For investors, the practical effect is that long-dated capital gains on new investments – particularly in lower-inflation environments – would be taxed more heavily than under the current discount, while gains that just keep pace with inflation would attract little or no tax. Property and listed equity investors are most exposed; the one-year reprieve to 1 July 2027 creates an obvious window for repositioning.

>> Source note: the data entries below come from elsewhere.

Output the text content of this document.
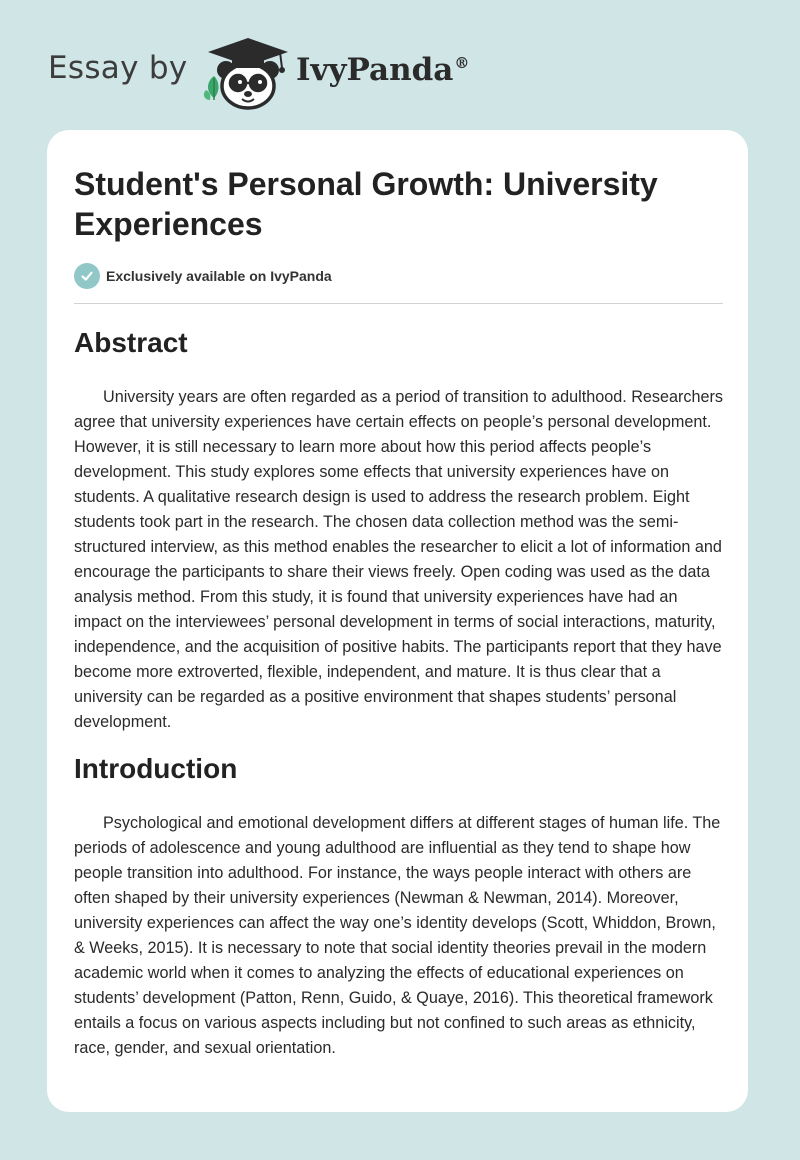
Essay by	IvyPanda®
Student's Personal Growth: University Experiences
Exclusively available on IvyPanda
Abstract

University years are often regarded as a period of transition to adulthood. Researchers agree that university experiences have certain effects on people’s personal development. However, it is still necessary to learn more about how this period affects people’s development. This study explores some effects that university experiences have on students. A qualitative research design is used to address the research problem. Eight students took part in the research. The chosen data collection method was the semi-structured interview, as this method enables the researcher to elicit a lot of information and encourage the participants to share their views freely. Open coding was used as the data analysis method. From this study, it is found that university experiences have had an impact on the interviewees’ personal development in terms of social interactions, maturity, independence, and the acquisition of positive habits. The participants report that they have become more extroverted, flexible, independent, and mature. It is thus clear that a university can be regarded as a positive environment that shapes students’ personal development.

Introduction

Psychological and emotional development differs at different stages of human life. The periods of adolescence and young adulthood are influential as they tend to shape how people transition into adulthood. For instance, the ways people interact with others are often shaped by their university experiences (Newman & Newman, 2014). Moreover, university experiences can affect the way one’s identity develops (Scott, Whiddon, Brown, & Weeks, 2015). It is necessary to note that social identity theories prevail in the modern academic world when it comes to analyzing the effects of educational experiences on students’ development (Patton, Renn, Guido, & Quaye, 2016). This theoretical framework entails a focus on various aspects including but not confined to such areas as ethnicity, race, gender, and sexual orientation.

For super funds, the position is more nuanced. On current signalling, the existing CGT treatment inside super is not expected to change, and assets already held inside super are not in scope. That widens the existing tax differential between investing inside and outside super, and several commentators have suggested the reform could push more capital into superannuation over time. Two second-order points are worth flagging for super investors and trustees: any interaction with the already-legislated Division 296 tax on balances over $3 million, and the potential for asset reallocation within funds if the relative attractiveness of long-duration capital assets shifts. Detail on transitional arrangements, definitions of what counts as a “new” acquisition, and any anti-avoidance provisions will matter as much as the headline.

What to look out for

When the papers drop, these are the lines worth turning to first:

  • Capacity Investment Scheme: any auction expansion, contract-for-difference parameter changes, or new tender windows. Silence is itself a signal.
  • Rewiring the Nation: top-ups to the $20 billion envelope, new project allocations, or movement on CEFC concessional finance terms.
  • Fuel security: the scale of the package, the structure (strategic reserve vs. refining subsidy), and the contingent-liability footnote in Statement 8.
  • Energy bill relief: the dollar amount per household, the duration, and whether it is means-tested.
  • EV road-user charge: any timing, rate or modelling reference; offsetting EV purchase incentives.
  • Future Made in Australia: incremental funding for hydrogen, critical minerals, green metals or low-carbon liquid fuels, and any changes to the production tax credits.
  • Climate and disaster: the scale of the Disaster Ready Fund and any new provisions for intervention in the climate-affected insurance market.
  • Infrastructure pipeline: revisions to the 10-year investment program, project deferrals, anything new on freight or corridors, and Inland Rail given the Coalition’s ‘Rescue our Rail’ campaign over the cuts.
  • Suburban Rail Loop: any conditions or milestones attached to the new $3.8 billion, and signalling on whether further Commonwealth top-ups are off the table.
  • CGT discount and negative gearing: the precise start date, grandfathering rules, treatment inside super, and any interaction with Division 296. Detail will matter as much as the headline.
  • Environmental approvals: what the $500 million actually buys — more EPBC assessors, a one-stop-shop, accelerated bilateral agreements with the states.
  • Treasury assumptions: the forecast track for retail electricity, gas and CPI in Statement 2 will frame the rest of the narrative.

Bottom line

This is shaping up as a budget that doubles down on housing-enabling infrastructure and short-term bill relief, leans on previously-announced clean-energy envelopes to do the heavy lifting on the transition, and – if the leaks are right – introduces a substantial new line on fuel security. The CGT and FBT changes shift the tax landscape for investors and EV buyers without directly touching the existing settings inside super. For energy and infrastructure investors, the signal to read tonight is less about new headline numbers and more about cross-sector linkages, and the pace and political durability of the existing policy stack. Watch the small print, not just the speech.

Sources: The Guardian, Capital Brief, SBS News, Westpac IQ, the Commonwealth Bank pre-budget note, Corrs Chambers Westgarth, KPMG, Deloitte, The Sydney Morning Herald, The Conversation, Mortgage Professional Australia, Super Review, PwC, the Prime Minister’s and Treasurer’s pre-budget remarks.